Edição 28: inventário austeniano
razões para ler, reler e se encantar com Jane Austen
Jane Austen é a escritora que mais me interessa e a minha maior obsessão literária, o que pode ser frustrante dada a escassez de conhecimentos concretos sobre ela. Cassandra Austen queimou a maioria das cartas da irmã, mantendo as mais inofensivas e permitindo apenas um vislumbre de Austen. Mas se a sua vida pessoal permanece um mistério, as suas obras e algum conhecimento sobre as condições em que ela escreveu bastam para o encanto duradouro.
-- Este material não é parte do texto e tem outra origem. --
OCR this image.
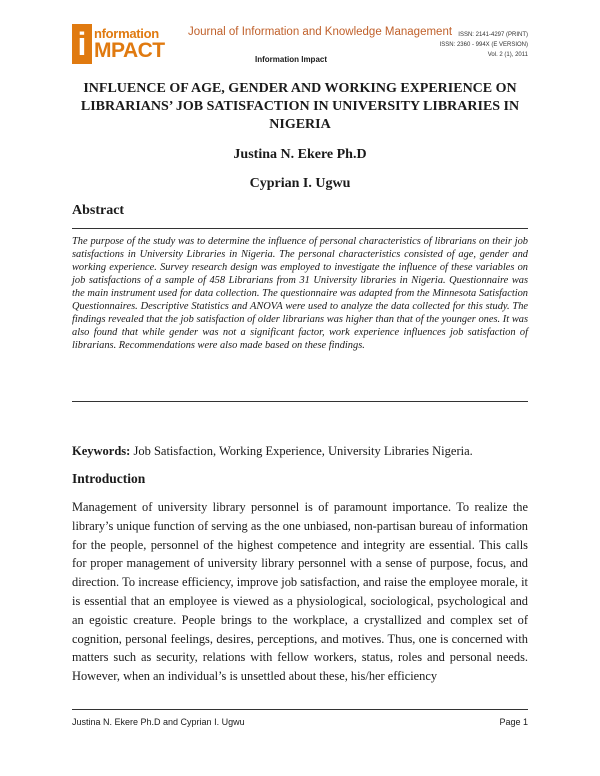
i nformation
MPACT
Journal of Information and Knowledge Management
Information Impact
ISSN: 2141-4297 (PRINT)
ISSN: 2360 - 994X (E VERSION)
Vol. 2 (1), 2011
INFLUENCE OF AGE, GENDER AND WORKING EXPERIENCE ON LIBRARIANS’ JOB SATISFACTION IN UNIVERSITY LIBRARIES IN NIGERIA
Justina N. Ekere Ph.D
Cyprian I. Ugwu
Abstract
The purpose of the study was to determine the influence of personal characteristics of librarians on their job satisfactions in University Libraries in Nigeria. The personal characteristics consisted of age, gender and working experience. Survey research design was employed to investigate the influence of these variables on job satisfactions of a sample of 458 Librarians from 31 University libraries in Nigeria. Questionnaire was the main instrument used for data collection. The questionnaire was adapted from the Minnesota Satisfaction Questionnaires. Descriptive Statistics and ANOVA were used to analyze the data collected for this study. The findings revealed that the job satisfaction of older librarians was higher than that of the younger ones. It was also found that while gender was not a significant factor, work experience influences job satisfaction of librarians. Recommendations were also made based on these findings.
Keywords: Job Satisfaction, Working Experience, University Libraries Nigeria.
Introduction
Management of university library personnel is of paramount importance. To realize the library’s unique function of serving as the one unbiased, non-partisan bureau of information for the people, personnel of the highest competence and integrity are essential. This calls for proper management of university library personnel with a sense of purpose, focus, and direction. To increase efficiency, improve job satisfaction, and raise the employee morale, it is essential that an employee is viewed as a physiological, sociological, psychological and an egoistic creature. People brings to the workplace, a crystallized and complex set of cognition, personal feelings, desires, perceptions, and motives. Thus, one is concerned with matters such as security, relations with fellow workers, status, roles and personal needs. However, when an individual’s is unsettled about these, his/her efficiency
Justina N. Ekere Ph.D and Cyprian I. Ugwu	Page 1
Austen pegou o limitado universo composto por bailes no pequeno vilarejo, visitas aos parentes, questões financeiras, matrimoniais e cotidianas, e transformou-o em arte. Com enredos quase banais, os romances austenianos sobrevivem à sua época por serem muito mais do que parecem.
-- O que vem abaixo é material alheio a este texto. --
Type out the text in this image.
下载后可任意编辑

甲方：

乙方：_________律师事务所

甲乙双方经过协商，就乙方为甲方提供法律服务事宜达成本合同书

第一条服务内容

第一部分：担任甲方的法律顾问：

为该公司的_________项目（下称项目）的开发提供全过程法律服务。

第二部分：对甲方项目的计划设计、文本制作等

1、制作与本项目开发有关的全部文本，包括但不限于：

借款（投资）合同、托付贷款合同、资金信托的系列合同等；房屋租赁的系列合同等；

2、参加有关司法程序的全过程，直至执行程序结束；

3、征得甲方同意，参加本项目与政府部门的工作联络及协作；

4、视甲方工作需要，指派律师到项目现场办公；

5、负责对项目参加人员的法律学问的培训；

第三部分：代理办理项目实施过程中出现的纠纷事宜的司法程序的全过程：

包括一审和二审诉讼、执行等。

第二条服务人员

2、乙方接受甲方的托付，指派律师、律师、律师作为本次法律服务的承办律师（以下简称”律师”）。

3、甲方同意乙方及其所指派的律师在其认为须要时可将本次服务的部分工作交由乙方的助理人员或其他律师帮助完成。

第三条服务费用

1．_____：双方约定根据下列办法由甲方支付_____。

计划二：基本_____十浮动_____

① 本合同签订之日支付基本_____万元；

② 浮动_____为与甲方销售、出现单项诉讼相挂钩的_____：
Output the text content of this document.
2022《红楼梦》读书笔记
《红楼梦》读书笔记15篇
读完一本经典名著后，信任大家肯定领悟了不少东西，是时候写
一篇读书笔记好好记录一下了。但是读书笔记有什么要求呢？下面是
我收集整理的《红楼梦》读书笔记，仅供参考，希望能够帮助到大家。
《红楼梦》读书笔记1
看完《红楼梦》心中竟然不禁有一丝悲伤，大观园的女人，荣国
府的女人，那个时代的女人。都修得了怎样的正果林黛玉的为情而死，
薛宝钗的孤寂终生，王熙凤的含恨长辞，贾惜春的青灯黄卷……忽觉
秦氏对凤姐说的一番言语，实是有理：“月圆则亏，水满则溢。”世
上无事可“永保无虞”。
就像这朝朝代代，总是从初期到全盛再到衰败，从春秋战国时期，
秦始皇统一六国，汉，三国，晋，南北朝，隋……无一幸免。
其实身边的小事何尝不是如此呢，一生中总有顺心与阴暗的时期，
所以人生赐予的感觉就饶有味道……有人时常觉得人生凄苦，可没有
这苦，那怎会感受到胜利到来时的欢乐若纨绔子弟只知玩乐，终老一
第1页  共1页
Razão e sensibilidade acompanha as irmãs Dashwood, lançadas à pobreza pelo meio-irmão. Orgulho e preconceito gira em torno dos arranjos da sra. Bennet para casar bem as filhas, evitando que elas sofram o destino das Dashwood. Mansfield Park é voltado à Fanny, criada por tios ricos em posição de inferioridade e sem perspectivas além da submissão. Emma é a deliciosa história de uma protagonista rica, mimada e que, não precisando preocupar-se com o próprio casamento, se dá o papel de casamenteira do vilarejo. A abadia de Northanger brinca com o fazer literário para mostrar uma jovem sendo introduzida à sociedade e tentando compreender o mundo a partir da limitada experiência devorando romances góticos. Persuasão traz Anne vivendo o outono de sua vida após ser persuadida a recusar o homem que amava.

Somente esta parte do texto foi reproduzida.